C’est dire que la publicité qui se développe autour du pamphlet, au-delà des stratégies concertées, peut résulter de phénomènes involontaires ou accidentels.

Notes
768.

 Le Russe à Paris, p. 20.

769.

 La première Anecdote sur Bélisaire, qui commence en ces termes : « Je vous connais, vous êtes un scélérat » (p. 921), prend en effet au début la forme d’une lettre fictive, dont le destinateur et le destinataire sont précisés plus loin : « Qui proférait ces douces paroles ? C’était un moine sortant de sa licence [« frère Triboulet » ( p. 924]. À qui les adressait-il ? C’était à un académicien de la première Académie de France [Marmontel] » (p. 923).

770.

 Comme nous l’avons analysé plus haut (voir notre chap. 2, § 1.2.), le recours aux pseudonymes participe de la stratégie publicitaire de Voltaire, et du jeu qu’il entretient autour de ses pamphlets.
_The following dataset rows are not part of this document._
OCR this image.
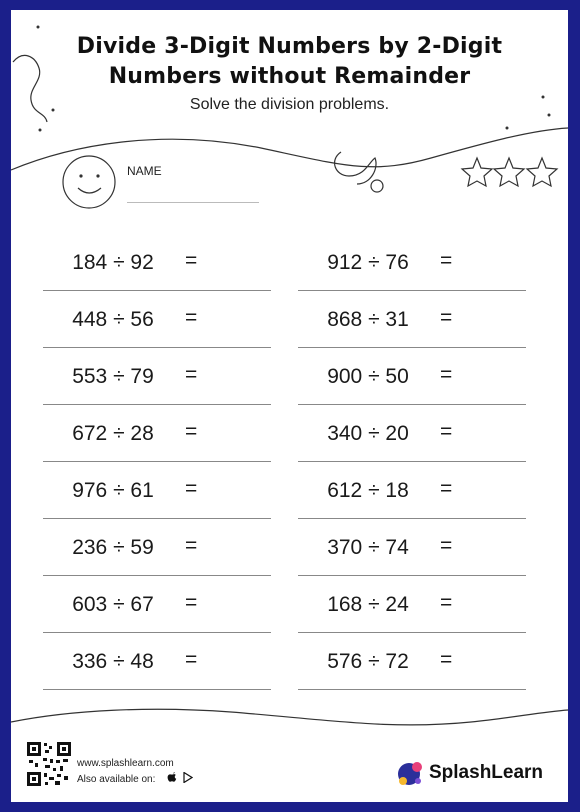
Divide 3-Digit Numbers by 2-Digit
Numbers without Remainder
Solve the division problems.
NAME
184 ÷ 92	=
448 ÷ 56	=
553 ÷ 79	=
672 ÷ 28	=
976 ÷ 61	=
236 ÷ 59	=
603 ÷ 67	=
336 ÷ 48	=
912 ÷ 76	=
868 ÷ 31	=
900 ÷ 50	=
340 ÷ 20	=
612 ÷ 18	=
370 ÷ 74	=
168 ÷ 24	=
576 ÷ 72	=
www.splashlearn.com
Also available on:
	SplashLearn
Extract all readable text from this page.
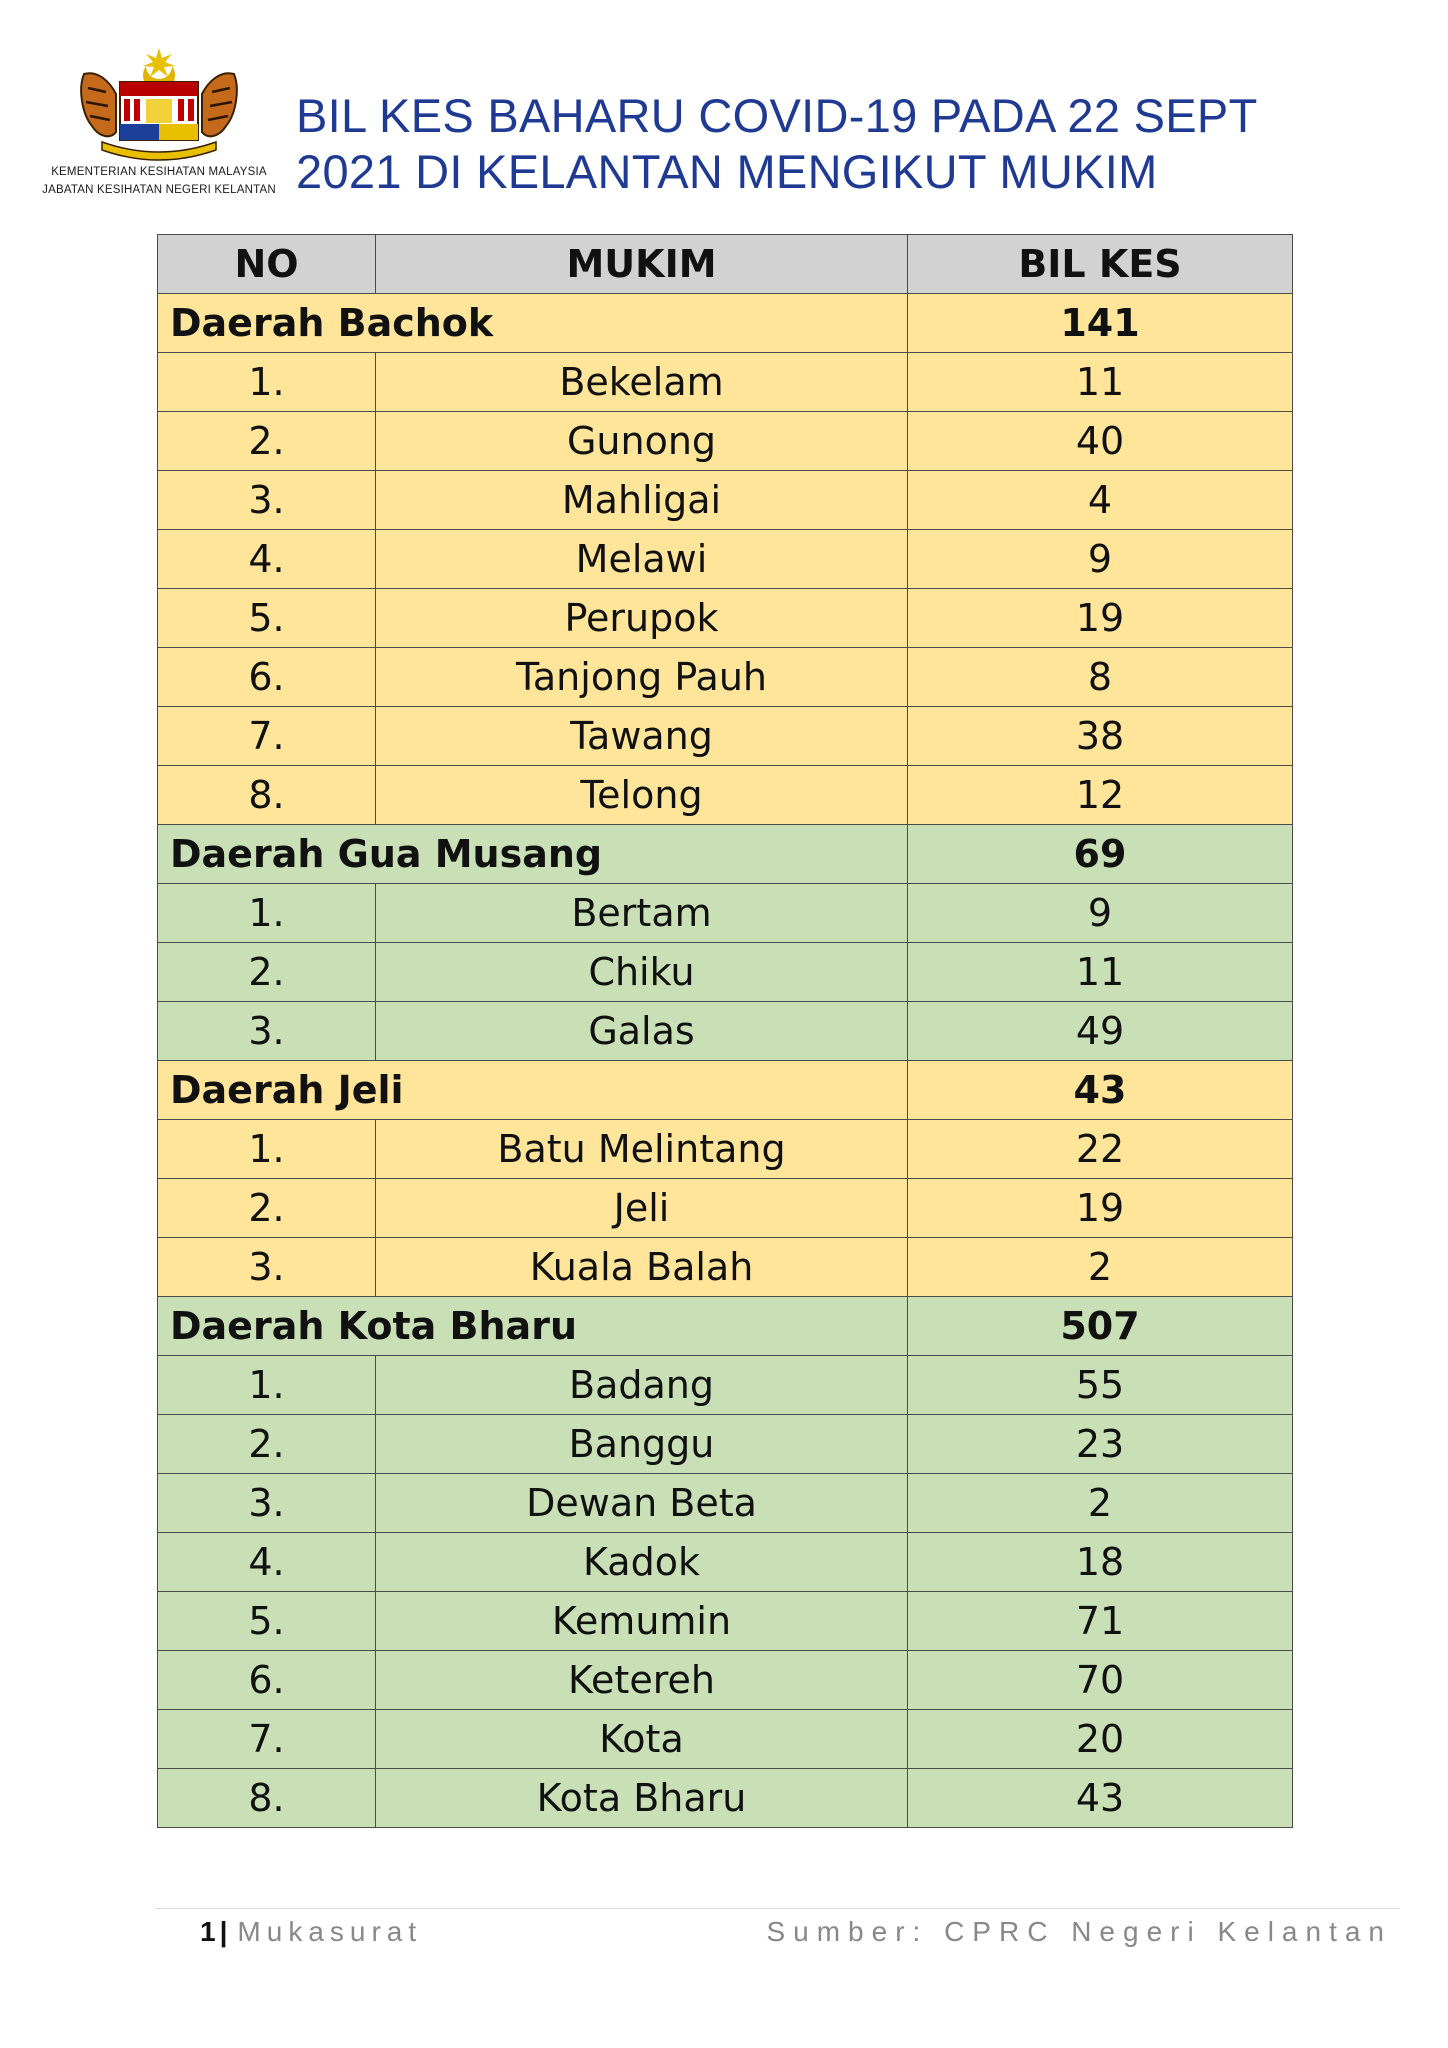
KEMENTERIAN KESIHATAN MALAYSIA
JABATAN KESIHATAN NEGERI KELANTAN
BIL KES BAHARU COVID-19 PADA 22 SEPT
2021 DI KELANTAN MENGIKUT MUKIM
NO	MUKIM	BIL KES
Daerah Bachok		141
1.	Bekelam	11
2.	Gunong	40
3.	Mahligai	4
4.	Melawi	9
5.	Perupok	19
6.	Tanjong Pauh	8
7.	Tawang	38
8.	Telong	12
Daerah Gua Musang		69
1.	Bertam	9
2.	Chiku	11
3.	Galas	49
Daerah Jeli		43
1.	Batu Melintang	22
2.	Jeli	19
3.	Kuala Balah	2
Daerah Kota Bharu		507
1.	Badang	55
2.	Banggu	23
3.	Dewan Beta	2
4.	Kadok	18
5.	Kemumin	71
6.	Ketereh	70
7.	Kota	20
8.	Kota Bharu	43
1 | Mukasurat	Sumber: CPRC Negeri Kelantan
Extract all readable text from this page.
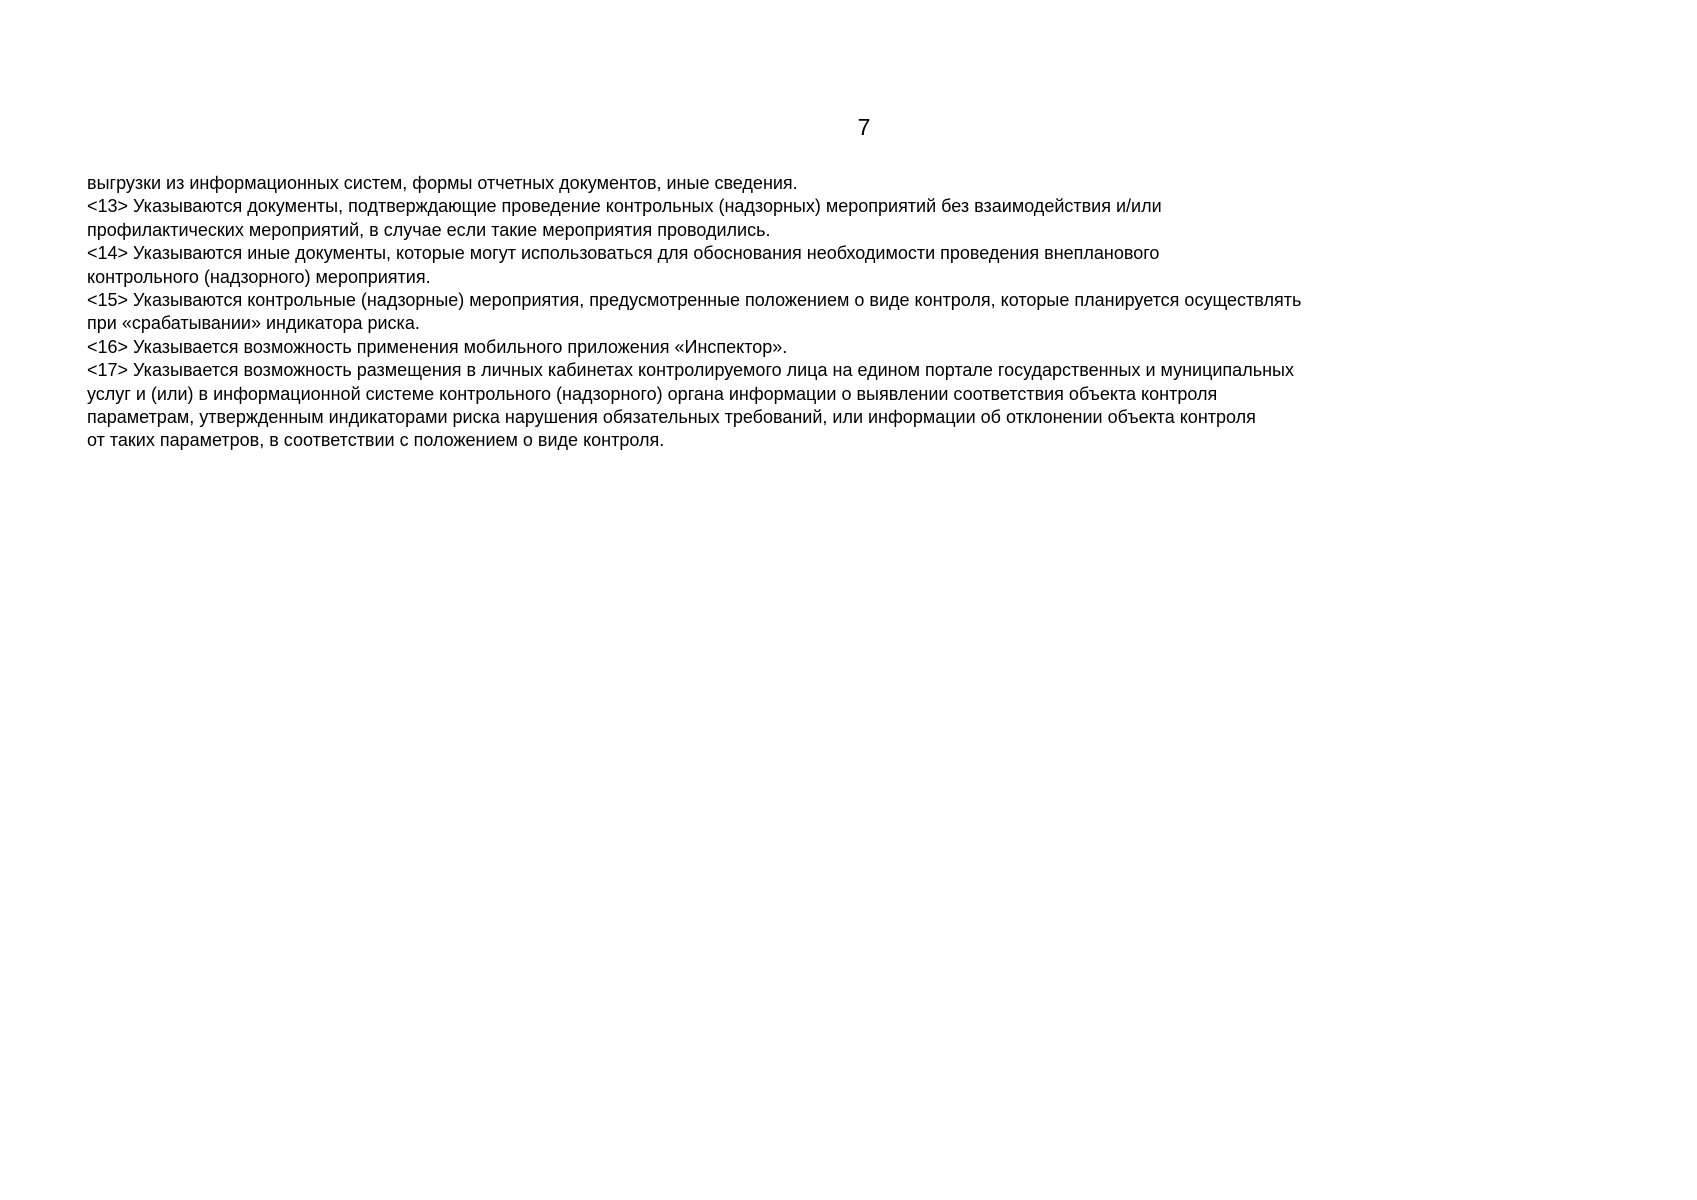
7
выгрузки из информационных систем, формы отчетных документов, иные сведения.
<13> Указываются документы, подтверждающие проведение контрольных (надзорных) мероприятий без взаимодействия и/или
профилактических мероприятий, в случае если такие мероприятия проводились.
<14> Указываются иные документы, которые могут использоваться для обоснования необходимости проведения внепланового
контрольного (надзорного) мероприятия.
<15> Указываются контрольные (надзорные) мероприятия, предусмотренные положением о виде контроля, которые планируется осуществлять
при «срабатывании» индикатора риска.
<16> Указывается возможность применения мобильного приложения «Инспектор».
<17> Указывается возможность размещения в личных кабинетах контролируемого лица на едином портале государственных и муниципальных
услуг и (или) в информационной системе контрольного (надзорного) органа информации о выявлении соответствия объекта контроля
параметрам, утвержденным индикаторами риска нарушения обязательных требований, или информации об отклонении объекта контроля
от таких параметров, в соответствии с положением о виде контроля.
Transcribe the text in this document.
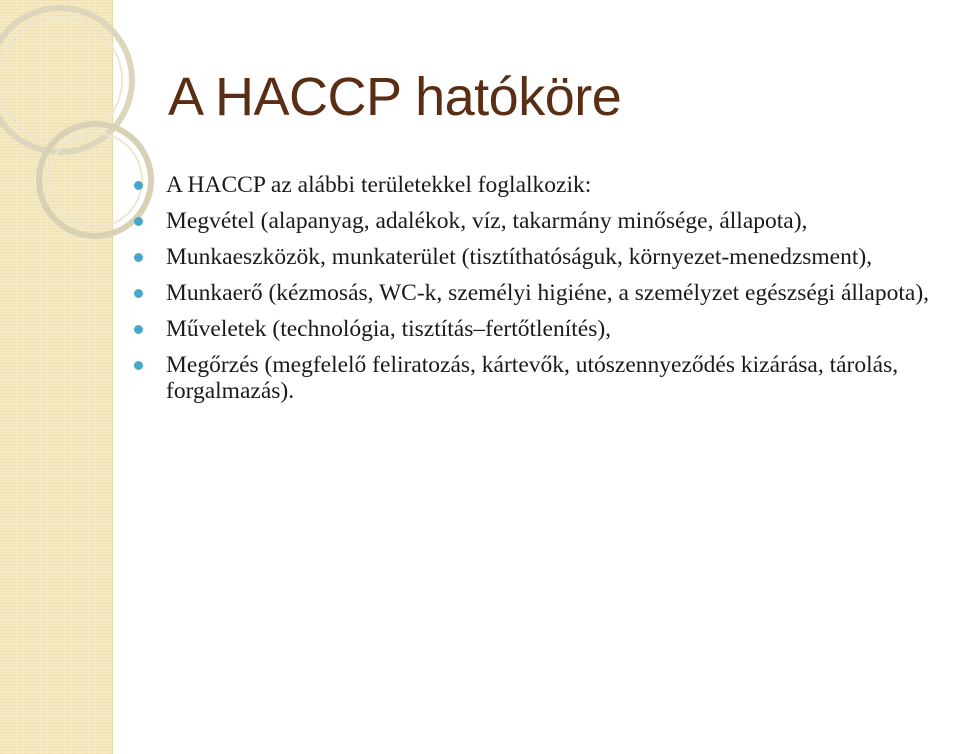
A HACCP hatóköre
A HACCP az alábbi területekkel foglalkozik:
Megvétel (alapanyag, adalékok, víz, takarmány minősége, állapota),
Munkaeszközök, munkaterület (tisztíthatóságuk, környezet-menedzsment),
Munkaerő (kézmosás, WC-k, személyi higiéne, a személyzet egészségi állapota),
Műveletek (technológia, tisztítás–fertőtlenítés),
Megőrzés (megfelelő feliratozás, kártevők, utószennyeződés kizárása, tárolás, forgalmazás).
En note, il “ signe ” son Anecdote sur Bélisaire « par M. l’abbé Mauduit, qui prie qu’on ne le nomme pas »... Et Grimm de reprendre la plaisanterie, lorsqu’il parle de « la savante apologie en faveur [de Marmontel] envoyée de Ferney par le sieur abbé Mauduit, qui prie qu’on ne le nomme pas » (Cor. lit., t. VII, p. 291).

771.

 Allusion au Mémoire présenté au roi, par M. de Pompignan, le 11 mai 1760.

772.

 Chaumeix, Les Philosophes aux abois, p. 1.

773.

 Recueil des facéties parisiennes, préface, p. III. Ce n’est du reste pas sans une certaine mauvaise foi que Voltaire minimise l’influence de ces « innombrables vessies accumulées les unes sur les autres dans le goufre de l’oubli », faute de quoi on ne comprendrait pas la raison d’être de son Recueil qui se fixe pour objectif, à son tour, de « faire surnager un jour ou deux » quelques-unes de ces « impertinences » (p. IV). Sur la question des recueils imprimés, voir notre chap. 1, § 2. Reste que c’est sans doute sincèrement que Voltaire souligne la “ vanité ” de ces petites productions, promises à l’« éternité du néant ».

774.

 On se souvient que ce pamphlet a fait l’objet, de la part de Voltaire, d’une feinte dénégation à vocation publicitaire (voir notre chap. 2, § 1.2.).

775.

 Cor. lit., t. IV, p. 237.

776.

 An. lit., 1760, t. V, pp. 124, 129 et 126.

777.

 Sur les différents visages du « public » que dessinent les textes de l’époque, voir plus loin, § 3.1.